The square of the Catalan sequence
Yesterday I went to a talk by Val Tannen about his work on "provenance semirings".

The idea is that when you calculate derived data in a database, such as a view or a selection, you can simultaneously calculate exactly which input tuples contributed to each output tuple's presence in the output. Each input tuple is annotated with an identifier that says who was responsible for putting it there, and the output annotations are polynomials in these identifiers. (The complete paper is here.)

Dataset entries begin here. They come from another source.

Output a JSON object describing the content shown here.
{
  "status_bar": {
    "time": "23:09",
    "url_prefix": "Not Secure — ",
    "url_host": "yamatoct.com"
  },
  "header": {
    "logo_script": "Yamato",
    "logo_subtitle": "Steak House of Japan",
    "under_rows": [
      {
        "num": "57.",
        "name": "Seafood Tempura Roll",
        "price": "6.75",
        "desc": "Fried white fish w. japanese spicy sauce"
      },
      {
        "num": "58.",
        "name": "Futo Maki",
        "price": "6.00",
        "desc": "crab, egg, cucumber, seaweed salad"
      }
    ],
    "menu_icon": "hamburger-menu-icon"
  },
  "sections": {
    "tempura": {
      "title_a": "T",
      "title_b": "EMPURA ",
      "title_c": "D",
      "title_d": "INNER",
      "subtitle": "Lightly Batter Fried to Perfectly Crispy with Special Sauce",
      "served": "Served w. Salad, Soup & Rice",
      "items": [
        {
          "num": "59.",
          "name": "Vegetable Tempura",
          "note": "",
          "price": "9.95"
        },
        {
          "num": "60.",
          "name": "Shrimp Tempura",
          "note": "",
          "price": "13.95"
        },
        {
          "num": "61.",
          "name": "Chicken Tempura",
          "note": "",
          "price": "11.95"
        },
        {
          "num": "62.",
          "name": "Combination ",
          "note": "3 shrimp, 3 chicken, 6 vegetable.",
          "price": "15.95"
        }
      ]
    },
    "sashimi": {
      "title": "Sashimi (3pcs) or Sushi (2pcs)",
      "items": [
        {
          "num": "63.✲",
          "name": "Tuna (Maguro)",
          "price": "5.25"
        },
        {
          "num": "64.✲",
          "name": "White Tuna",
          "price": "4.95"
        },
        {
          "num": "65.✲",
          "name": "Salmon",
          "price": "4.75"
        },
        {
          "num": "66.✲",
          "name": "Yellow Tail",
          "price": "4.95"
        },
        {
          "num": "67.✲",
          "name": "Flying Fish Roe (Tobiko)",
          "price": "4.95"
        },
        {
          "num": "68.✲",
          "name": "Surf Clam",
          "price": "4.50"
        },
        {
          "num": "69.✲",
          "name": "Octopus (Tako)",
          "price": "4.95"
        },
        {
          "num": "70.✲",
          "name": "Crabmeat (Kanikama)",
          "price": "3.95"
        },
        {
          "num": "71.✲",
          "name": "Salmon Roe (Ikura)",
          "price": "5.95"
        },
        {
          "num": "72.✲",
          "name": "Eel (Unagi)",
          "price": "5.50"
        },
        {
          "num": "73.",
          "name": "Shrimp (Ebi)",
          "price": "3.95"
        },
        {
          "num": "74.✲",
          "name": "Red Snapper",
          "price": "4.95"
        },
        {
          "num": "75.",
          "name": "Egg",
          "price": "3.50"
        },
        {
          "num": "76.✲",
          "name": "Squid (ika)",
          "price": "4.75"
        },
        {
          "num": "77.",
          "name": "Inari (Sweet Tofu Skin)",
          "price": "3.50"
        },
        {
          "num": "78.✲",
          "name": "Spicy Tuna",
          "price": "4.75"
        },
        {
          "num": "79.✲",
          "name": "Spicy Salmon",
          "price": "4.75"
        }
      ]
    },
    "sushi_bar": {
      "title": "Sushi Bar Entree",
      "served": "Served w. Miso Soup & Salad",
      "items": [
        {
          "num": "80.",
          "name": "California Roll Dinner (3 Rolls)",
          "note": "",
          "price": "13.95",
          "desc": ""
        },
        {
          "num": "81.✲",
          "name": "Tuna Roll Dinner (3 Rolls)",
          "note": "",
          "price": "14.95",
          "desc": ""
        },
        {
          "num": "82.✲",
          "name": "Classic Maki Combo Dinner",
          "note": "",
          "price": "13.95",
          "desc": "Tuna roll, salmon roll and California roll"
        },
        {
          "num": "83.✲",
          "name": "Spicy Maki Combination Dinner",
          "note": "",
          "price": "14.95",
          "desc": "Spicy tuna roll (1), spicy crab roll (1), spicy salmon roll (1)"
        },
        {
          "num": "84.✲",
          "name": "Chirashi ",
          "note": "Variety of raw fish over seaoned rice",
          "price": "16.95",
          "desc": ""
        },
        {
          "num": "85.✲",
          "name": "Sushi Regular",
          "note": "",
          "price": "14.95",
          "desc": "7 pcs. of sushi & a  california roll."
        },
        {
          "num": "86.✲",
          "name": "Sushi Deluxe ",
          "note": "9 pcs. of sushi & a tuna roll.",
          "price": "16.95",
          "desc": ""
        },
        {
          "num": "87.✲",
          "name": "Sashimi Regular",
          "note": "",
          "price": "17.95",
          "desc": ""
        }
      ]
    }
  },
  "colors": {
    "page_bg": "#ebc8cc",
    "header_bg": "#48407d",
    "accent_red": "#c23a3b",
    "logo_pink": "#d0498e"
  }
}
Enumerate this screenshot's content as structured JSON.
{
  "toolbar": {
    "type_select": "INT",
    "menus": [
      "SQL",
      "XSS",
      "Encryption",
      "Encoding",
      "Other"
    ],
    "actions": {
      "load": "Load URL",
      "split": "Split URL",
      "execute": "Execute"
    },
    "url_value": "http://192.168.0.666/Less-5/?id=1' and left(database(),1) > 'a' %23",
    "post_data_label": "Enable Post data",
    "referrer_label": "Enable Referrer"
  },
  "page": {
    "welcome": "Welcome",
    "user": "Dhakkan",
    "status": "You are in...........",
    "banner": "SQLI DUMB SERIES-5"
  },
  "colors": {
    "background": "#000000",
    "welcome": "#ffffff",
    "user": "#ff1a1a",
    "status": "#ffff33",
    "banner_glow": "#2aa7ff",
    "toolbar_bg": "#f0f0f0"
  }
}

A simple example may make this a bit clearer. Suppose we have the following table R:
R
a a
a b
a c
b c
c e
d e
We'll write R(p, q) when the tuple (p, q) appears in this table. Now consider the join of R with itself. That is, consider the relation S where S(x, z) is true whenever both R(x, y) and R(y, z) are true:

S
a a
a b
a c
a e
b e
Now suppose you discover that the R(a, b) information is untrustworthy. What tuples of S are untrustworthy?

If you annotate the tuples of R with identifiers like this:

R 
a a u
a b v
a c w
b c x
c e y
d e z
then the algorithm in the paper calculates polynomials for the tuples of S like this:
S 
a a u2
a b uv
a c uw + xv
a e wy
b e xy
If you decide that R(a, b) is no good, you assign the value 0 to v, which reduces the S table to:

S 
a a u2
a b 0
a c uw
a e wy
b e xy
So we see that tuple S(a, b) is no good any more, but S(a, c) is still okay, because it can be derived from u and w, which we still trust.

This assignment of polynomials generalizes a lot of earlier work on tuple annotation. For example, suppose each tuple in R is annotated with a probability of being correct. You can propagate the probabilities to S just by substituting the appropriate numbers for the variables in the polynomials. Or suppose each tuple in R might appear multiple times and is annotated with the number of times it appears. Then ditto.

If your queries are recursive, then the polynomials might be infinite. For example, suppose you are calculating the transitive closure T of relation R. This is like the previous example, except that instead of having S(x, z) = R(x, y) and R(y, z), we have T(x, z) = R(x, z) or (T(x, y) and R(y, z)). This is a recursive equation, so we need to do a fixpoint solution for it, using certain well-known techniques. The result in this example is:

T 
a a u+
a b u*v
a c u*(vx+w)
a e u*(vx+w)y
b c x
b e xy
d e z
In such a case there might be an infinite number of paths through R to derive the provenance of a certain tuple of T. In this example, R contains a loop, namely R(a, a), so there are an infinite number of derivations of some of the tuples in T, because you can go around the loop as many times as you like. u+ here is an abbreviation for the infinite polynomial u + u2 + u3 + ...; u* here is an abbreviation for 1 + u+.

1 a
2 (a + b)
3 ((a + b) + c)
(a + (b + c))
4 (((a + b) + c) + d)
((a + (b + c)) + d)
((a + b) + (c + d))
(a + ((b + c) + d))
(a + (b + (c + d)))
5 ((((a + b) + c) + d) + e)
(((a + (b + c)) + d) + e)
(((a + b) + (c + d)) + e)
(((a + b) + c) + (d + e))
((a + ((b + c) + d)) + e)
((a + (b + (c + d))) + e)
((a + (b + c)) + (d + e))
((a + b) + ((c + d) + e))
((a + b) + (c + (d + e)))
(a + (((b + c) + d) + e))
(a + ((b + (c + d)) + e))
(a + ((b + c) + (d + e)))
(a + (b + ((c + d) + e)))
(a + (b + (c + (d + e))))
In one example in the paper, the method produces a recursive relation of the form V = s + V2, which can be solved by the same well-known techniques to come up with an (infinite) polynomial for V, namely V = 1 + s + 2s2 + 5s3 + 14s4 + ... . Mathematicians will recognize the sequence 1, 1, 2, 5, 14, ... as the Catalan numbers, which come up almost as often as the better-known Fibonacci numbers. For example, the Catalan numbers count the number of binary trees with n nodes; they also count the number of ways of parenthesizing an expression with n terms, as shown in the table at right.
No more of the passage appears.